My daughter snores. Depending on the day it can be a quiet rumble, like a cat purring. Other times, she can tear it up. But coming through the monitor her 3 month-old snoring is cute…we’ll see how that develops.
Unfortunately I know all too well where she “gets it” from. I don’t know if there is a genetic disposition for snoring, but my nasally, often allergy-ridden voice betrays me as the source. Once, at a childhood sleepover, my over-tired host was weary of listening to me snore. After lying awake for 3 hours all he wanted to do was sleep. When he asked me to stop I tried to explain I was not in fact snoring – only breathing. He flat-out told me, “then stop breathing.”

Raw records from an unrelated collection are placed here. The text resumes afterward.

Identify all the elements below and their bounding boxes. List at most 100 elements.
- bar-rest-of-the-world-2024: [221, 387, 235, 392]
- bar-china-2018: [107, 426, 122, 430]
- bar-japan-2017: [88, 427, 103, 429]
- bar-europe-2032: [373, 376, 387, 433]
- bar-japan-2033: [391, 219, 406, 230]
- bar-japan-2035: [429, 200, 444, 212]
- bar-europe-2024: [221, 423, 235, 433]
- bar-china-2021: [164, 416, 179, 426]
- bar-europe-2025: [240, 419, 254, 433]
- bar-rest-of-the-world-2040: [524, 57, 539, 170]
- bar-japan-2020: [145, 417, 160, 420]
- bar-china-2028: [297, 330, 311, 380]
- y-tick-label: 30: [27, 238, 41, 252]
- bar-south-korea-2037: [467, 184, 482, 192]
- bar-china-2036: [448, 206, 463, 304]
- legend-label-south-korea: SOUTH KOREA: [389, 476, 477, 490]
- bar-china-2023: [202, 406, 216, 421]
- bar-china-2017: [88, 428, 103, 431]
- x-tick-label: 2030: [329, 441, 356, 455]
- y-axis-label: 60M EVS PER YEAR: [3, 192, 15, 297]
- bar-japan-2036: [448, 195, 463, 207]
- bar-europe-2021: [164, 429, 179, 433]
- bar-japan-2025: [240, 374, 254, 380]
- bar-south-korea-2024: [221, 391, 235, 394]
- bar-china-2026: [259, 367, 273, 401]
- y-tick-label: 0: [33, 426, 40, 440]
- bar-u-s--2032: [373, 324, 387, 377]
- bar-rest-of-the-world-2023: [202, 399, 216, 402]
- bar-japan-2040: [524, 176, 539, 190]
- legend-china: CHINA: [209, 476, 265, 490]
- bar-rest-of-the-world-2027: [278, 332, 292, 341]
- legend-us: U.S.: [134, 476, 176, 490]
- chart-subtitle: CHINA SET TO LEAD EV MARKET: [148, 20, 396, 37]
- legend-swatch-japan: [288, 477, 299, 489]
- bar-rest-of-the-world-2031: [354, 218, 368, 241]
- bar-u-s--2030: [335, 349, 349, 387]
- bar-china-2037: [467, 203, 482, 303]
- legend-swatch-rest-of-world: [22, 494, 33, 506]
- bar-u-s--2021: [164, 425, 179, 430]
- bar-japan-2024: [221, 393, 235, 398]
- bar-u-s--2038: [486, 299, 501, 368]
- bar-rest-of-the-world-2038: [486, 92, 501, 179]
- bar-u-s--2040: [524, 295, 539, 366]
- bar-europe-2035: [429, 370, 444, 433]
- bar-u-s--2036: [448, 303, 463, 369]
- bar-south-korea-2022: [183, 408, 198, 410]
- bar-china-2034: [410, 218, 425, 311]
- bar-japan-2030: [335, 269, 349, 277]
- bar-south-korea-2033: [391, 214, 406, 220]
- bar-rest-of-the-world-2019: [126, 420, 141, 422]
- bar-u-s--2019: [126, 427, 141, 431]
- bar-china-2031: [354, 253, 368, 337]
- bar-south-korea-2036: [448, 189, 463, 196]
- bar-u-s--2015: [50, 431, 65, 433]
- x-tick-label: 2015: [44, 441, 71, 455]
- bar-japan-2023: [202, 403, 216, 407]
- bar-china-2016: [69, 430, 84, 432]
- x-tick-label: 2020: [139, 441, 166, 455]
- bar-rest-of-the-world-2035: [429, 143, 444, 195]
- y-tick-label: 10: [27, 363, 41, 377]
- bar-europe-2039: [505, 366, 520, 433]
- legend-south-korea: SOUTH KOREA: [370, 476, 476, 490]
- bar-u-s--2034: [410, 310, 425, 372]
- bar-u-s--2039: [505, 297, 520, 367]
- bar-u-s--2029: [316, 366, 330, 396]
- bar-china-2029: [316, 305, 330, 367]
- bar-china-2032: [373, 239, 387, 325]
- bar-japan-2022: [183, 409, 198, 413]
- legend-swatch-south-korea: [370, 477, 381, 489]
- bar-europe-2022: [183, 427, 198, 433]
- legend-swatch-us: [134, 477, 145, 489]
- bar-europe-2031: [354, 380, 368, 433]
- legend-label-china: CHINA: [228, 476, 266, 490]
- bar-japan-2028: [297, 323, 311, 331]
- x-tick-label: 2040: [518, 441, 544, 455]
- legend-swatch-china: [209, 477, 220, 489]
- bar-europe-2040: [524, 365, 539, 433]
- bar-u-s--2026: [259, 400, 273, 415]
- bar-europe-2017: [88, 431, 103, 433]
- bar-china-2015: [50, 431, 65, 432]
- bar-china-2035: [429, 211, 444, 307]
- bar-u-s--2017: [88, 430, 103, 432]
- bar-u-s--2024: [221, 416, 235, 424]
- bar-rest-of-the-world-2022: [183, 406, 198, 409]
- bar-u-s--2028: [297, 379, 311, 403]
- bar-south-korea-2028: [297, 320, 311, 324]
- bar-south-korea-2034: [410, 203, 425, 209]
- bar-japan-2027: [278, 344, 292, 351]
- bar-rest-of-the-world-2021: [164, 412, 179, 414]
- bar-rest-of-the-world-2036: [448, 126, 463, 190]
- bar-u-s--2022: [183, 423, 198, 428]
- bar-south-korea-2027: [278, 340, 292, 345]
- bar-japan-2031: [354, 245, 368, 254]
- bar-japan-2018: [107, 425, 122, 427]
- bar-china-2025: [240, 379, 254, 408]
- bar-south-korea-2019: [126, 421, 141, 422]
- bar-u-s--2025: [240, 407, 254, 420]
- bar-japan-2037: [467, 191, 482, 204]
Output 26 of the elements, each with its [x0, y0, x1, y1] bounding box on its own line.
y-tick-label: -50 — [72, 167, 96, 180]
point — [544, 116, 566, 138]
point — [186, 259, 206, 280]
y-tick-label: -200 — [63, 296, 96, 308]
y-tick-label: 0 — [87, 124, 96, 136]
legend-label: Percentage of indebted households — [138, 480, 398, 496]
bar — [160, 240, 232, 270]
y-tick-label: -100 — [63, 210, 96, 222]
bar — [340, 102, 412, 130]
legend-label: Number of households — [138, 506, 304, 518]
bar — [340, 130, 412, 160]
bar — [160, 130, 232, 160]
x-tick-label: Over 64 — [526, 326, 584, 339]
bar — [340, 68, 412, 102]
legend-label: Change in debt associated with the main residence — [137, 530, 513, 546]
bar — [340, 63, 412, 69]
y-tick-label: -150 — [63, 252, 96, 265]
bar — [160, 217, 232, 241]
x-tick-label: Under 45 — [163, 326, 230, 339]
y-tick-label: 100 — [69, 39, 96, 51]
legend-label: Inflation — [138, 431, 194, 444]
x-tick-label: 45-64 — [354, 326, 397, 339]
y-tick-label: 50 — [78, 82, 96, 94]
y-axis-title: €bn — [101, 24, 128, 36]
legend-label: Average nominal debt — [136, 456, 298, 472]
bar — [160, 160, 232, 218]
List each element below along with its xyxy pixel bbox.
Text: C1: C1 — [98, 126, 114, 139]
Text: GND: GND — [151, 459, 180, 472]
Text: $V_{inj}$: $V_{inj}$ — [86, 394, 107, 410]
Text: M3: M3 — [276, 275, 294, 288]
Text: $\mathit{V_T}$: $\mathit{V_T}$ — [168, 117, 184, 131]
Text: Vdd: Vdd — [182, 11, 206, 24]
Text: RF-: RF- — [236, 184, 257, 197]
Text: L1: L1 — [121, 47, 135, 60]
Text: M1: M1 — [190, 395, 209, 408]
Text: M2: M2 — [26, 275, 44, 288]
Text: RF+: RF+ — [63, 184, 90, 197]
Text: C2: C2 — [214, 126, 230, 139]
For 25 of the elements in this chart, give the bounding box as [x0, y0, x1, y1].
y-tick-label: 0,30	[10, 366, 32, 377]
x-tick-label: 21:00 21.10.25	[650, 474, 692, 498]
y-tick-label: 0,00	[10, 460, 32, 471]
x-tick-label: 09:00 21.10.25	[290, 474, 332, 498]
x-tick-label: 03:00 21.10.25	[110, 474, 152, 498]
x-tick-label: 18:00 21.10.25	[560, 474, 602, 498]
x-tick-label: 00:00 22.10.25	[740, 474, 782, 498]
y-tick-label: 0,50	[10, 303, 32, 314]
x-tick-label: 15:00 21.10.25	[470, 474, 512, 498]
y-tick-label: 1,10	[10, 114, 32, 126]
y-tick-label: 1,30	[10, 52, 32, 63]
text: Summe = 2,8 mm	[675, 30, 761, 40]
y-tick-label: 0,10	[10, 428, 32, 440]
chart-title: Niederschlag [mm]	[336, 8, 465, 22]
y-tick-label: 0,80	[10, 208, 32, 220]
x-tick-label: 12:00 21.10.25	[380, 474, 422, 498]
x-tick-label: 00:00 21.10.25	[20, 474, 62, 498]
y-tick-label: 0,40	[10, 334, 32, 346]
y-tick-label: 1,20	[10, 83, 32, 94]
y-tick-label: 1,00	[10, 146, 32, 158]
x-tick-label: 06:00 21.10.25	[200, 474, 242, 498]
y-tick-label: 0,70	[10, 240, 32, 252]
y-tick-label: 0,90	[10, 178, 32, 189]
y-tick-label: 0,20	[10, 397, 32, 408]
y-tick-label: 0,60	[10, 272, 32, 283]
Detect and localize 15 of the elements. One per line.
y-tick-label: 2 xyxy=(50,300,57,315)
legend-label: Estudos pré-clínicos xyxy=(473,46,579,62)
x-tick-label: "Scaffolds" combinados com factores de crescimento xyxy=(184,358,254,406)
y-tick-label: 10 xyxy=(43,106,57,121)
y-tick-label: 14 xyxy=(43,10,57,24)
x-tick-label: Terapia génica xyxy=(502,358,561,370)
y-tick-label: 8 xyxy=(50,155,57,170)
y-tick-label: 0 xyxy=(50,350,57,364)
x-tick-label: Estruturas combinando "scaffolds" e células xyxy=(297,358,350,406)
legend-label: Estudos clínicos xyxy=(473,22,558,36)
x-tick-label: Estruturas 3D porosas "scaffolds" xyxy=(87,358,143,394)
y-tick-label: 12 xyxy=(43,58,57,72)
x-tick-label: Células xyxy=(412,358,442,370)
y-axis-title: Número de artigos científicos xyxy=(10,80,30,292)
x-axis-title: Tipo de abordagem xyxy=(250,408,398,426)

My childhood friend, Captain Jack, reminds me of this story whenever the topic of sleep or snoring comes up. It makes me smile every time. Obviously, I am also reminded of it when I am lying in bed listening to my daughter’s baby-snores on the monitor. I find myself grateful for her snoring. It is just simple evidence that she has not stopped breathing.
I don’t sleep the same as before her arrival, and I was warned about this by other parents. When a night noise wakes me up I spend an extra minute listening to the monitor to be sure everything sounds right from Sweetie’s room. I suspect that my sleeping habits are forever changed by this new person…maybe I should be thankful that right now it is only by her snoring.